In 2012 a Royal Navy submariner was jailed for 8 years for trying "to pass secrets to the Russians that could have undermined Britain's national security"; One element of this was information on "a secret operation undertaken by HMS Trafalgar."
After Operation Veritas, the attack on Al-Qaeda and Taliban forces following the September 11 attacks in the United States, Trafalgar entered Plymouth Sound flying the Jolly Roger on 1 March 2002. She was welcomed back by Admiral Sir Alan West, Commander-in-Chief of the fleet and it emerged she was the first Royal Navy submarine to launch Tomahawk cruise missiles against Afghanistan.
In July 1996, Trafalgar grounded near the Isle of Skye in Scotland.

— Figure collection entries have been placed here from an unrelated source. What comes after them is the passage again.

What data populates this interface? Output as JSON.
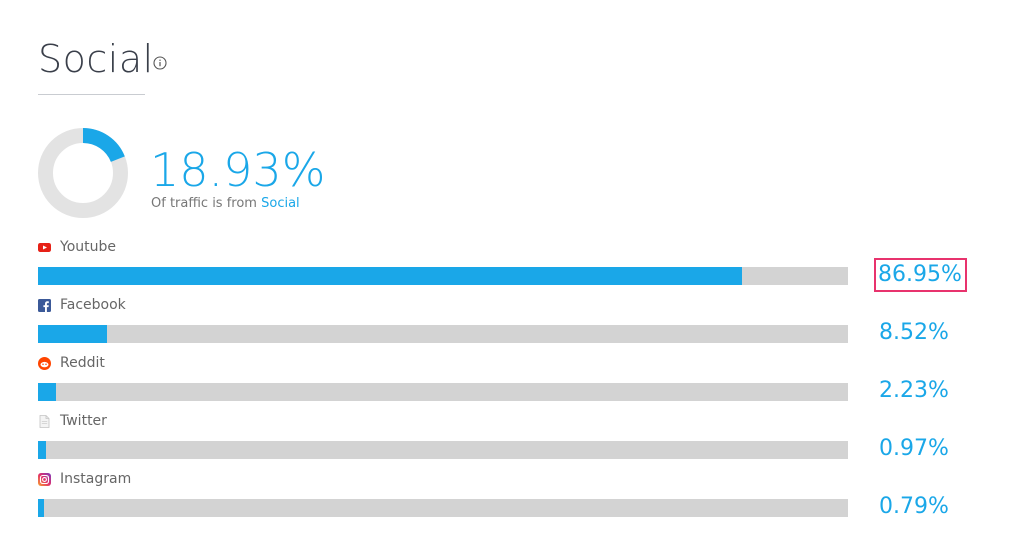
{
  "header": {
    "title": "Social"
  },
  "summary": {
    "percent": "18.93%",
    "percent_value": 18.93,
    "subtitle_prefix": "Of traffic is from",
    "subtitle_highlight": "Social"
  },
  "colors": {
    "accent": "#1aa7e8",
    "track": "#d3d3d3",
    "highlight_border": "#e8336d"
  },
  "sources": [
    {
      "name": "Youtube",
      "percent": "86.95%",
      "value": 86.95,
      "icon": "youtube-icon"
    },
    {
      "name": "Facebook",
      "percent": "8.52%",
      "value": 8.52,
      "icon": "facebook-icon"
    },
    {
      "name": "Reddit",
      "percent": "2.23%",
      "value": 2.23,
      "icon": "reddit-icon"
    },
    {
      "name": "Twitter",
      "percent": "0.97%",
      "value": 0.97,
      "icon": "twitter-icon"
    },
    {
      "name": "Instagram",
      "percent": "0.79%",
      "value": 0.79,
      "icon": "instagram-icon"
    }
  ]
}
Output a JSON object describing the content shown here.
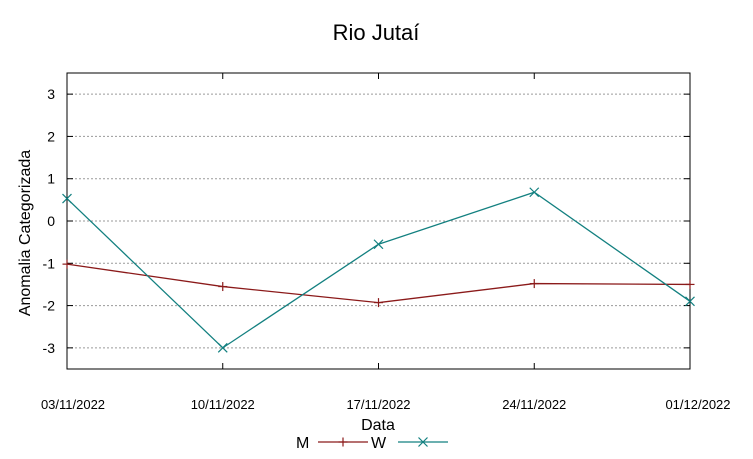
{
  "chart_data": {
    "type": "line",
    "title": "Rio Jutaí",
    "xlabel": "Data",
    "ylabel": "Anomalia Categorizada",
    "categories": [
      "03/11/2022",
      "10/11/2022",
      "17/11/2022",
      "24/11/2022",
      "01/12/2022"
    ],
    "ylim": [
      -3.5,
      3.5
    ],
    "yticks": [
      -3,
      -2,
      -1,
      0,
      1,
      2,
      3
    ],
    "grid": true,
    "legend_position": "bottom",
    "series": [
      {
        "name": "M",
        "marker": "plus",
        "color": "#8b1a1a",
        "values": [
          -1.02,
          -1.55,
          -1.93,
          -1.48,
          -1.5
        ]
      },
      {
        "name": "W",
        "marker": "cross",
        "color": "#138080",
        "values": [
          0.53,
          -3.0,
          -0.55,
          0.68,
          -1.9
        ]
      }
    ]
  }
}
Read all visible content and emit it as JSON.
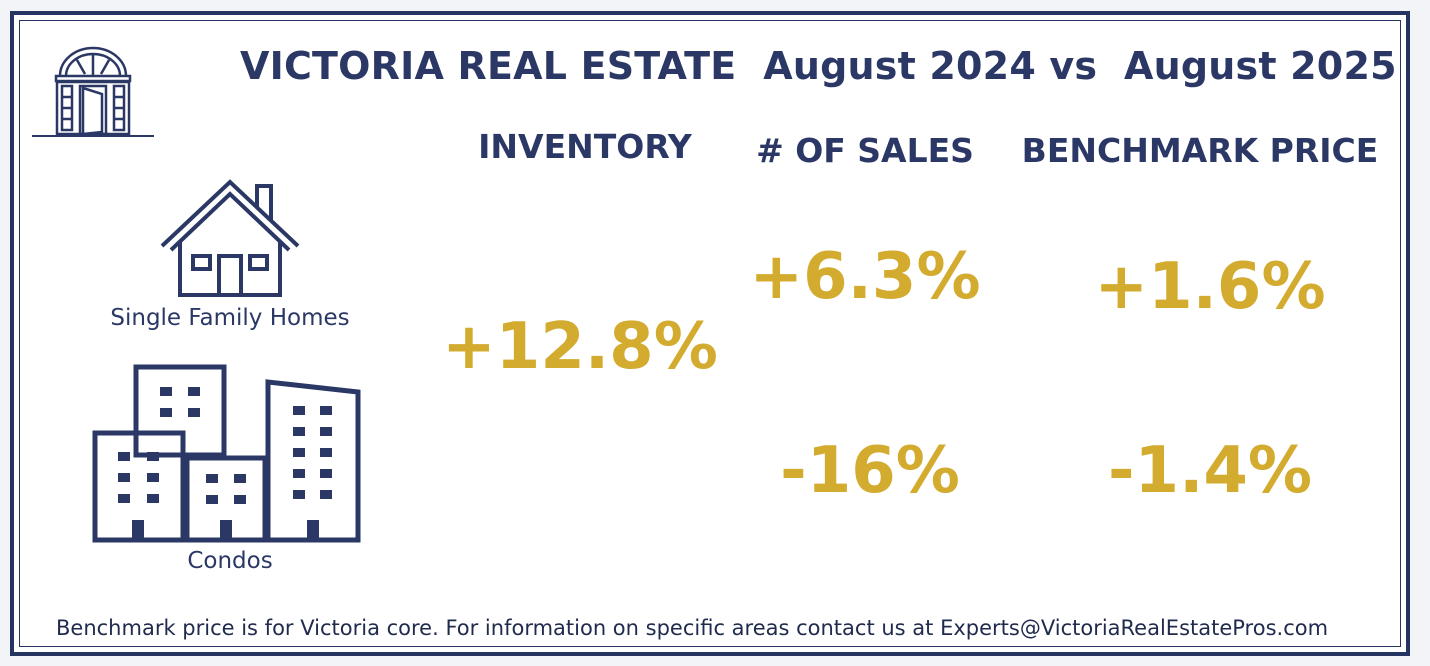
{
  "title": "VICTORIA REAL ESTATE  August 2024 vs  August 2025",
  "columns": {
    "inventory": "INVENTORY",
    "sales": "# OF SALES",
    "benchmark": "BENCHMARK PRICE"
  },
  "categories": {
    "single_family": "Single Family Homes",
    "condos": "Condos"
  },
  "stats": {
    "inventory": "+12.8%",
    "sales_single_family": "+6.3%",
    "sales_condos": "-16%",
    "benchmark_single_family": "+1.6%",
    "benchmark_condos": "-1.4%"
  },
  "footer": "Benchmark price is for Victoria core. For information on specific areas contact us at Experts@VictoriaRealEstatePros.com",
  "colors": {
    "navy": "#2b3865",
    "gold": "#d3ab2f",
    "border": "#253461"
  },
  "icons": {
    "logo": "doorway-icon",
    "single_family": "house-icon",
    "condos": "buildings-icon"
  }
}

In November 2002, Trafalgar again ran aground close to the Isle of Skye, causing £5 million worth of damage to her hull and injuring three sailors. She was travelling 50 metres below the surface at more than 14 knots when Lieutenant-Commander Tim Green, a student in the "Perisher" course for new submarine commanders, ordered a course change that took her onto the rocks at Fladda-chuain, a small but well-charted islet. Commander Robert Fancy, responsible for navigation, and Commander Ian McGhie, an instructor, both pleaded guilty at court-martial to contributing to the accident. On 9 March 2004 the court reprimanded both for negligence. Green was not prosecuted, but received an administrative censure.